Sen. Murray Introduces Tax Cut Bill

Senate Budget Committee Chair Patty Murray (D-WA) introduced legislation yesterday to cut taxes for low- and middle-income workers in a few different ways. The legislation is intended to be fully paid for, and although there is no official CBO or JCT score, it appears to accomplish that goal.

The tax cuts include one that has been prominent in recent years and one that has not been part of the tax code for nearly 30 years. The former is an increase in the Earned Income Tax Credit for childless workers. The policy in this bill is somewhat more generous than the President's proposed expansion, nearly tripling the maximum credit from about $500 to $1,400 in 2015 and extending the income at which the credit fully phases out to 133 percent of the full-time earnings of a minimum wage worker, or about $19,000 in 2014. Like the President's expansion, it would also reduce the age at which someone can qualify to 21 (as long as they are not a student or a dependent). To cut down on fraudulent payments, the bill would double the penalty (from $500 to $1,000) for tax preparers who fail to comply with due diligence requirements when preparing returns which claim the credit.

The second tax cut would bring back a form of the two-earner deduction, which existed in the tax code prior to the Tax Reform Act of 1986. The pre-1986 version provided a deduction to married couples equal to 10 percent of the second earner's first $30,000 of income (for a maximum deduction of $3,000). The Murray version, based on a proposal by the Hamilton Project, would instead provide a 20 percent deduction of the second earner's first $60,000 of income (for a maximum deduction of $12,000) but would restrict it to families with a child under the age of 12. It would also phase out the deduction between the income ranges of $110,000 and $130,000, coinciding with when the child tax credit phases out.

According to Murray's office, these tax cuts would cost $145 billion over ten years. They would be paid for with two variants on policies that were included in the tax reform discussion draft produced by House Ways and Means Committee Chair Dave Camp (R-MI). The first would end exceptions to the $1 million limit on the deductibility of executive compensation. Currently, performance bonuses and stock options are generally not subject to the limit. The policy would also broaden the limit to apply to all current and former employees, not just the CEO and the four other highest-paid employees. A similar policy introduced last year in the Senate was estimated to raise $50 billion over ten years.

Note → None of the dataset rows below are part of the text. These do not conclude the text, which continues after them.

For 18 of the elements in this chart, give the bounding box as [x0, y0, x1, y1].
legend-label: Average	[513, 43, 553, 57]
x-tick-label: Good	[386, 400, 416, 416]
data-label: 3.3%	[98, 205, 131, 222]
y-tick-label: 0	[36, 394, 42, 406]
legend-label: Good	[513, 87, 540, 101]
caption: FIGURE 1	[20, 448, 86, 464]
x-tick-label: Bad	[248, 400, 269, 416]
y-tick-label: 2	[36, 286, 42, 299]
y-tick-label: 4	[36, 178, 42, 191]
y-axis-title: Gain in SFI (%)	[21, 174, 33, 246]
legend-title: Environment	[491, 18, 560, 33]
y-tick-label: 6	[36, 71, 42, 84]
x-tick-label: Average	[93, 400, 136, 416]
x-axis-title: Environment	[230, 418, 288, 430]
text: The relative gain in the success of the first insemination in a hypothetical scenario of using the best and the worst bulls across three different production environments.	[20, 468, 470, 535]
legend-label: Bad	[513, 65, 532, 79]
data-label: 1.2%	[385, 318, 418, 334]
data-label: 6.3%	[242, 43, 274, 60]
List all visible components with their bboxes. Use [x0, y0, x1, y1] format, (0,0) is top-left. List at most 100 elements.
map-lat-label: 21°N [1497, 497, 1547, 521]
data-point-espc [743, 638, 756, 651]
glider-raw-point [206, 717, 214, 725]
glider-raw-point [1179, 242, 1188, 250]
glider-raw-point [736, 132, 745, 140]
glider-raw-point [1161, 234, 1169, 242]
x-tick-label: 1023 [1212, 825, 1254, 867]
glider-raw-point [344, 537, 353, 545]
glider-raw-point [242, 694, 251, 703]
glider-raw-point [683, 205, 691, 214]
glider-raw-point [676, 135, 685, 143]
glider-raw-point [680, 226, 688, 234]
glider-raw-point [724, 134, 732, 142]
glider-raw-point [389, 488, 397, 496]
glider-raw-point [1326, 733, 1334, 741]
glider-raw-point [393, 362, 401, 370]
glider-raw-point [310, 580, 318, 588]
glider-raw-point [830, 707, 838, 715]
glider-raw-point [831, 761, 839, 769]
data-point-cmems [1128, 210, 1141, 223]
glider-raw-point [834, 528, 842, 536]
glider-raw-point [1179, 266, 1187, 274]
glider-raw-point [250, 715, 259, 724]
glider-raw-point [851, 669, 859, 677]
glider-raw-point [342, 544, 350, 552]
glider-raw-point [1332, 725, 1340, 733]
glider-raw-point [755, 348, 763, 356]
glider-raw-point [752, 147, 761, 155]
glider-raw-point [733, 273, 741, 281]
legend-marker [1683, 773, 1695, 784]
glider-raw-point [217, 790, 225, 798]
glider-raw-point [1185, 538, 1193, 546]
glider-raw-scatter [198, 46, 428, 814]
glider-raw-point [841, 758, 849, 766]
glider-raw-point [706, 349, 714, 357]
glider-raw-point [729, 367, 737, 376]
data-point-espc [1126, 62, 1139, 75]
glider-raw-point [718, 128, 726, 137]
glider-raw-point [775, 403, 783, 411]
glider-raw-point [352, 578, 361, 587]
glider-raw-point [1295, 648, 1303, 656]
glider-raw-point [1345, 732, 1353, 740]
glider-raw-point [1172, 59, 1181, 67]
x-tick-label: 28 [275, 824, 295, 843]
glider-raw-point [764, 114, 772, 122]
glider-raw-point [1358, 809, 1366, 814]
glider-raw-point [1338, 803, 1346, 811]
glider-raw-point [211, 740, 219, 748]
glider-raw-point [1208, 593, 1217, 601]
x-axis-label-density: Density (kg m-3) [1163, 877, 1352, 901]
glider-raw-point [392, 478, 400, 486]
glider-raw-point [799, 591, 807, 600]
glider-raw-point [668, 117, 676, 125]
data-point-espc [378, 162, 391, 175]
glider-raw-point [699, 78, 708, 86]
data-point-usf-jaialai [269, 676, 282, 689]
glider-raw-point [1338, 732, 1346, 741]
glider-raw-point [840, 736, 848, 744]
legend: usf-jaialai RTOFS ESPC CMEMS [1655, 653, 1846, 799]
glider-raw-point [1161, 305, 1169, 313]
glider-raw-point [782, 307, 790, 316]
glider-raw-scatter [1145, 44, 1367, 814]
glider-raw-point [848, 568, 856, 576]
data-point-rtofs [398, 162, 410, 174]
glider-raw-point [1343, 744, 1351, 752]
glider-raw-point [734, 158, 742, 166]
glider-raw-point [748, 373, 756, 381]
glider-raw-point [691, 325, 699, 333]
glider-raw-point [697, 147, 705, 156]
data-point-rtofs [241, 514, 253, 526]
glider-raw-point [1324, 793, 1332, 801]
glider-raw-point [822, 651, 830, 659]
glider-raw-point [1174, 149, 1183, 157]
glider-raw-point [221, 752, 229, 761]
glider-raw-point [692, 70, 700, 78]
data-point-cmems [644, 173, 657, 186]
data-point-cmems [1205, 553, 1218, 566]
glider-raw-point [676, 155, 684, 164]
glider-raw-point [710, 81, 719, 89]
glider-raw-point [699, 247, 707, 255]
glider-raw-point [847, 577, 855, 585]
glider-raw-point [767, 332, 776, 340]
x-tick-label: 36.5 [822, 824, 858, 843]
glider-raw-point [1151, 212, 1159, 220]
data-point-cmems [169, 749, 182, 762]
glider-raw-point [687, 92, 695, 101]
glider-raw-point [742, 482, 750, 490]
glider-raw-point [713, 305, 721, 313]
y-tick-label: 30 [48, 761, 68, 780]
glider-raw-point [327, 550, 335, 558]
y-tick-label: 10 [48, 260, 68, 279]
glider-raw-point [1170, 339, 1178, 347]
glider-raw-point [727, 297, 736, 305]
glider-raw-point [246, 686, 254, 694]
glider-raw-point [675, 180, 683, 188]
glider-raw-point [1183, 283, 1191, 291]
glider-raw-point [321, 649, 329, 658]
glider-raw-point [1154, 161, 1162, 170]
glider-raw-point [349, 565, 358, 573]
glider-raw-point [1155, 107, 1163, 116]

The second policy would tax multinationals with low overseas tax rates. Currently, multinationals can defer taxation on profits earned abroad until the money is returned to the United States. The proposal would tax profits in the year they are earned if the profits are subject to a foreign tax rate less than 15 percent (effectively creating a 15 percent minimum tax). The Camp discussion draft included a similar provision, raising $115 billion over ten years, but set a rate of 12.5 percent and only included it in the context of switching to a territorial system (which would eliminate U.S. taxation on active foreign income). The Murray version could raise somewhat more.

It is good to see lawmakers finding offsets for new proposals at a time when that has often not been the case. Some version of these proposals could be components of comprehensive tax reform as well.